Police claim Raja Bhaiya also used his youth brigade to frighten other traders out of the local liquor trade–which the government estimates is worth about 50 million rupees ($1 million) a year. And, police add, by taking over government land and flooding it to form the lake by his estate, he built a fisheries business that generated as much as 100,000 rupees a day, tax-free.

The charges registered with the police against the legislator over the years comprise a litany of heinous crimes: rioting, extortion, robbery, assault, kidnapping, attempted murder and murder. But according to a lawyer who represents the family, in 12 of the 20 cases registered before he alienated Mayawati, Raja Bhaiya was either acquitted or the charges were dropped. In the eight others, as well as the dozen or so brought against him since he squared off with Mayawati, Raja Bhaiya's family maintains he is innocent, slandered by his political opponents. The new district magistrate of Kunda has another explanation. "People have been frightened to testify against him," says Mustafa. "He terrorized the people."

Few claim Raja Bhaiya and his father are choirboys. But, equally, few believe his arrest represents a sincere effort to rid the government of known criminals. A number of high-caste politicians–most from Mayawati's coalition partner, the Bharatiya Janata Party (BJP)–vocally opposed his arrest under the anti-terrorism act, accusing Mayawati of misusing the law to dispose of her enemies. Not only was the timing of the most serious charge against Raja Bhaiya suspect, but some of Mayawati's own ministers have long charge sheets of their own, her critics say.

Crime and politics have long been locked in an unhealthy embrace in Uttar Pradesh. Criminals once relied on political patrons, says Ashish Nandi of New Delhi's Centre for the Study of Developing Societies. "Now they themselves have entered politics." Criminals can help politicians gain and retain power, Nandi explains, by capturing poll booths, organizing demonstrations or stirring up violence. In exchange, politicians can help them avoid prosecution. Criminals became even more involved in politics when they began to realize the nature of the immunity that political power granted them. In the 2002 state assembly elections, more than a sixth of the 5,539 candidates had police records.
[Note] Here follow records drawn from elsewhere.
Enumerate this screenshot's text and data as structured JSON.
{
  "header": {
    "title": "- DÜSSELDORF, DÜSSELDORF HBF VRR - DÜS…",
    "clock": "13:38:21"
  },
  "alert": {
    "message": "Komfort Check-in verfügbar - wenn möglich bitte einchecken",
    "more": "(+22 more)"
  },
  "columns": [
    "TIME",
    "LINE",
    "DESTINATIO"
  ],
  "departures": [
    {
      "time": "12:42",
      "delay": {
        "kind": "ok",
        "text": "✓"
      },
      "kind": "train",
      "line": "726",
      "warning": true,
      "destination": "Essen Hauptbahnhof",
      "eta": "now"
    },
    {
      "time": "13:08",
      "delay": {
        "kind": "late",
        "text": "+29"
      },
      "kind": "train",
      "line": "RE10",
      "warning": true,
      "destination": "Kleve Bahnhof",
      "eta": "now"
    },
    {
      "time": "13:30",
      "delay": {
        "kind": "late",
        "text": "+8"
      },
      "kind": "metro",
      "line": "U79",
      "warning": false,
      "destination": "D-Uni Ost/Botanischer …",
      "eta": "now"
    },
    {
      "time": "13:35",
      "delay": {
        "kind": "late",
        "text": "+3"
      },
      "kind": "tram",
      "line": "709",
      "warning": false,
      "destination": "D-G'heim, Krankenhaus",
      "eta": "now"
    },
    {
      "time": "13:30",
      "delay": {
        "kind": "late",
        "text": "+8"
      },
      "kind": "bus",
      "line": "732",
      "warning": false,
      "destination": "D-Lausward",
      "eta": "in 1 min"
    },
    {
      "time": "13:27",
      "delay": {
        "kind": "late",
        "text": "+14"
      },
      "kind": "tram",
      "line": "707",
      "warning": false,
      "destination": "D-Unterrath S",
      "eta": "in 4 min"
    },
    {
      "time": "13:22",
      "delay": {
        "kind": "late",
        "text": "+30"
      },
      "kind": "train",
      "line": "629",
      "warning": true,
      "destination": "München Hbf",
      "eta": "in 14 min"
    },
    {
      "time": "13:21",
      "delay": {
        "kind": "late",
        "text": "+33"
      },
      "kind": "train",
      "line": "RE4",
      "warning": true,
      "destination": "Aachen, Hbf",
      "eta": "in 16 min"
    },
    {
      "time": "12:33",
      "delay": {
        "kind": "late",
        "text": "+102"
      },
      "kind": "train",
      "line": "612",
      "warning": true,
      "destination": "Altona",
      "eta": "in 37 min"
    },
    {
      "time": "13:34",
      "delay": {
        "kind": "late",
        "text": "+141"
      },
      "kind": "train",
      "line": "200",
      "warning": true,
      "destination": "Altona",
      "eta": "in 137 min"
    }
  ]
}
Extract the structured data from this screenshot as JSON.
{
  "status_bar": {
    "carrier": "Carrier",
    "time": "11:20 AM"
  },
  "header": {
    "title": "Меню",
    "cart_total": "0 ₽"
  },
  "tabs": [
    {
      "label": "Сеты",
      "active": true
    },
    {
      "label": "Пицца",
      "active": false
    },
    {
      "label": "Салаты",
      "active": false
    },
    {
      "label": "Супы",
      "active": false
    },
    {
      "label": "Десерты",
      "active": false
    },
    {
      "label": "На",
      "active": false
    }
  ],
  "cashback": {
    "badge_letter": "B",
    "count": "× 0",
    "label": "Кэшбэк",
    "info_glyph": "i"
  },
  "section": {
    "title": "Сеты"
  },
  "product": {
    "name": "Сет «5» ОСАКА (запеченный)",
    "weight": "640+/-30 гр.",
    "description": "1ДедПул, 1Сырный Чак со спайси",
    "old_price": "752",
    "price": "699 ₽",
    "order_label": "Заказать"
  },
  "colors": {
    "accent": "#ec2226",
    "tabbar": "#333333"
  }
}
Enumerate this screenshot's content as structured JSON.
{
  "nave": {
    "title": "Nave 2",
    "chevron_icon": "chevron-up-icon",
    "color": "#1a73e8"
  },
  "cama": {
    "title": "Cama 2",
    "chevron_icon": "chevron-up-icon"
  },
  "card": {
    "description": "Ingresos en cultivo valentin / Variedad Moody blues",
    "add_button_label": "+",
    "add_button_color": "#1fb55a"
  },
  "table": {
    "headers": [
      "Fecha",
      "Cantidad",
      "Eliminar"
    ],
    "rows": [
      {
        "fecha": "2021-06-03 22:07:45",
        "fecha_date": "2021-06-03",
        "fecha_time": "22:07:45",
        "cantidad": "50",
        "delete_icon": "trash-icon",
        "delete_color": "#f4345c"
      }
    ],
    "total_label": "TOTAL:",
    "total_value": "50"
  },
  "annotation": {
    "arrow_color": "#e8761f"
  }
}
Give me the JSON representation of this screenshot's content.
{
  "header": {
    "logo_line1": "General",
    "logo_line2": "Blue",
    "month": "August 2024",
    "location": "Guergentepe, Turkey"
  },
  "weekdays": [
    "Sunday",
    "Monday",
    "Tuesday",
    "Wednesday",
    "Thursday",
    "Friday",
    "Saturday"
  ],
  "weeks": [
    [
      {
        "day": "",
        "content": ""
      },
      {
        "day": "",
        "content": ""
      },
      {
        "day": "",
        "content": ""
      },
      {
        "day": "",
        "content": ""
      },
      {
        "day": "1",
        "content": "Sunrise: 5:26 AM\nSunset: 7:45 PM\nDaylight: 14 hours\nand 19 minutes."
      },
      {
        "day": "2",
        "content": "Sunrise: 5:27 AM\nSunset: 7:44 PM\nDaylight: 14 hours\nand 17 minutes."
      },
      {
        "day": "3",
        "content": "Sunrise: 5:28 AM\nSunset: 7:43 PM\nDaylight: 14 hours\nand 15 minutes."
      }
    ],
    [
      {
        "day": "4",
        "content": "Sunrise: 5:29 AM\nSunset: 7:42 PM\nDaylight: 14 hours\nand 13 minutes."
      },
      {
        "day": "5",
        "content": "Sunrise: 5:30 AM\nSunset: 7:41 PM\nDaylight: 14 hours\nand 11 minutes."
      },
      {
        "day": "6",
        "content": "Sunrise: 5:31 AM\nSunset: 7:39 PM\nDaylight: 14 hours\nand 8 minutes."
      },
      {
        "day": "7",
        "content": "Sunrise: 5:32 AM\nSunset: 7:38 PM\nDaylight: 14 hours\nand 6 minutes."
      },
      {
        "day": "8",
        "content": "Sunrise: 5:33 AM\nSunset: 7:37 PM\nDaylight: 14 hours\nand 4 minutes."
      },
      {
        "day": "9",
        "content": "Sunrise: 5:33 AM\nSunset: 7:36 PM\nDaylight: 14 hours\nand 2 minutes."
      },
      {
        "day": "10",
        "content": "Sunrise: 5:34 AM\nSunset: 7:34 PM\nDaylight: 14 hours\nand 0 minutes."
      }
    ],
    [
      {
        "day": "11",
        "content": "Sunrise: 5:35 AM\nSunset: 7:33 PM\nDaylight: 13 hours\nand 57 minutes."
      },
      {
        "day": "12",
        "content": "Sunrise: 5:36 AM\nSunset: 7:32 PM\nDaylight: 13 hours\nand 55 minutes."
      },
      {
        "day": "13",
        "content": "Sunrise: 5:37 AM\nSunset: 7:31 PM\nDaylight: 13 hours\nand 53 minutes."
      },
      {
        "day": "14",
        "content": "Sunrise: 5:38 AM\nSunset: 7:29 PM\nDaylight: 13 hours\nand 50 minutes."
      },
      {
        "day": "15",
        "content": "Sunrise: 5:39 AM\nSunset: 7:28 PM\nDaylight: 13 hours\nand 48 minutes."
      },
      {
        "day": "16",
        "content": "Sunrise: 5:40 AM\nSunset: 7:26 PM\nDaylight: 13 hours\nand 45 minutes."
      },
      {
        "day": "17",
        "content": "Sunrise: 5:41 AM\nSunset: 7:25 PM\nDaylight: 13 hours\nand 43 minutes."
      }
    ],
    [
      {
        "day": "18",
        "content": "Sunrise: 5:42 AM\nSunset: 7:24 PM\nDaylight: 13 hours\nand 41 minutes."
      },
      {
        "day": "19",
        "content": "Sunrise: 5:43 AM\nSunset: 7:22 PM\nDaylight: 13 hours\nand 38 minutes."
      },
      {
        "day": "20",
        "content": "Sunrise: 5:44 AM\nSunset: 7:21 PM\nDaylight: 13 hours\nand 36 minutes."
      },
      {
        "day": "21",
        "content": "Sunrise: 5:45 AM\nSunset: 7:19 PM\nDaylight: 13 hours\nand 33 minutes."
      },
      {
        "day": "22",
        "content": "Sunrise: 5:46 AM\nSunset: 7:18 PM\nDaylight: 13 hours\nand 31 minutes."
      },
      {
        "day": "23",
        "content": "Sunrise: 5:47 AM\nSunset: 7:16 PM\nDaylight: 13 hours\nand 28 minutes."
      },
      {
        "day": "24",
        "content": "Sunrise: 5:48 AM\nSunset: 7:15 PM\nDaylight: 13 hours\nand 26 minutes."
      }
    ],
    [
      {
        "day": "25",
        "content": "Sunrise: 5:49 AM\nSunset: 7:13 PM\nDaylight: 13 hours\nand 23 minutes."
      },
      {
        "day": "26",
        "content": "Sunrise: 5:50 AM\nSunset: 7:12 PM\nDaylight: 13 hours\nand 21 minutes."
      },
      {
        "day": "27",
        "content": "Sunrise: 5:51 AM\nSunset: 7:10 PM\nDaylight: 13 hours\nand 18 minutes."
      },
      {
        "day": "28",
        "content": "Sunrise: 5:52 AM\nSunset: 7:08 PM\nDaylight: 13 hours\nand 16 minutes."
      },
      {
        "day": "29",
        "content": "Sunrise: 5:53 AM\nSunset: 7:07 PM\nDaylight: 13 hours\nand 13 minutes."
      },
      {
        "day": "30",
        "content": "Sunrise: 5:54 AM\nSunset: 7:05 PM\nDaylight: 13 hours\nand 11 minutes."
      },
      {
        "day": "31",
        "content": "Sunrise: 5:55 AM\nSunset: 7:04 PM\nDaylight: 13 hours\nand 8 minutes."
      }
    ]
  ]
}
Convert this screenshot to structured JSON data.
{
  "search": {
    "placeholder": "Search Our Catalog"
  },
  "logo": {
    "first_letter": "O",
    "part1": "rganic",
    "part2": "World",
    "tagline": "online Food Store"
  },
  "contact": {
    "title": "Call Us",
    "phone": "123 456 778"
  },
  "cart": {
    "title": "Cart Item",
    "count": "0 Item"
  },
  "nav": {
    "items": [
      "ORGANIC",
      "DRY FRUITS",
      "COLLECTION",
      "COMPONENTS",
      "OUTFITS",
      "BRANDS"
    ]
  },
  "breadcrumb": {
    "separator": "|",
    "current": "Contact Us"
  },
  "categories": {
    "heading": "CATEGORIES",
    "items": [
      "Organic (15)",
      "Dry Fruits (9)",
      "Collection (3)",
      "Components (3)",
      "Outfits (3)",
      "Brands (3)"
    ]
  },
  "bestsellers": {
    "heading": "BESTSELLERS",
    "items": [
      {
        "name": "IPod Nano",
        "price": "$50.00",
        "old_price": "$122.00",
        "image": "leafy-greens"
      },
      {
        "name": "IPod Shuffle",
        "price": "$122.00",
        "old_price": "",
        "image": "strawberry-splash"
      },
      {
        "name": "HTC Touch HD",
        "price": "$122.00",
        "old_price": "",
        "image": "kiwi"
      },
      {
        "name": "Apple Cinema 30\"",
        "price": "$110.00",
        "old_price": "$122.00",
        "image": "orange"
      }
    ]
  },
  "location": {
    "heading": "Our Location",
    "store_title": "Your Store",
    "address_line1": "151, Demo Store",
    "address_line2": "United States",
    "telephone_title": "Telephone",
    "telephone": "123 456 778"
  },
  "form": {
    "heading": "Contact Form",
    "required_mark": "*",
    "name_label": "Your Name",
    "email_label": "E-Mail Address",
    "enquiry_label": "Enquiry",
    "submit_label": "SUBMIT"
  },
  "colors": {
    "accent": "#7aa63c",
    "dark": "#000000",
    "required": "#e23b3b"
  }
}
Despite the attacks on her cabinet colleagues, Mayawati has turned the row over Raja Bhaiya's arrest to her advantage. In an official statement, she denied it had been motivated by political expediency or by caste conflict. But her more spirited remarks to the press were couched in the rhetoric of a champion of the oppressed against the oppressor. "These people have been spreading terror since ages," she told reporters. "The people of Kunda were leading a life of slavery. They did not feel they were living in a free country."

She called on the central leadership of the BJP to rein in their local representatives, whose opposition to Raja Bhaiya's arrest threatened the state's coalition government. Recognizing the importance of the Dalit chief minister as an ally in next year's general elections, the BJP's national leaders ordered their local representatives to toe the line. That made Mayawati even more popular with her supporters. Even when a video surfaced allegedly showing Mayawati exhorting party members to divert money intended for development projects to party coffers, she weathered the storm.

Vanita Mishra, a Brahmin, might be the chief minister's biggest fan. In December, she finally persuaded the police to lodge her case. "Only when I read in the paper that Mayawati was going after him did I go back to the police," she says, fighting back tears. "I only want justice for myself and my two children for what we have suffered on account of this man."

But justice is not easy to find in India's courts. A few weeks after police found the skull they say is that of Vanita Mishra's husband, the man who allegedly led them to it, their chief witness in the case, was killed. The police say the killers must have wanted to keep him from testifying; others says the police killed him to stop him from changing his story in court. The skull isn't talking.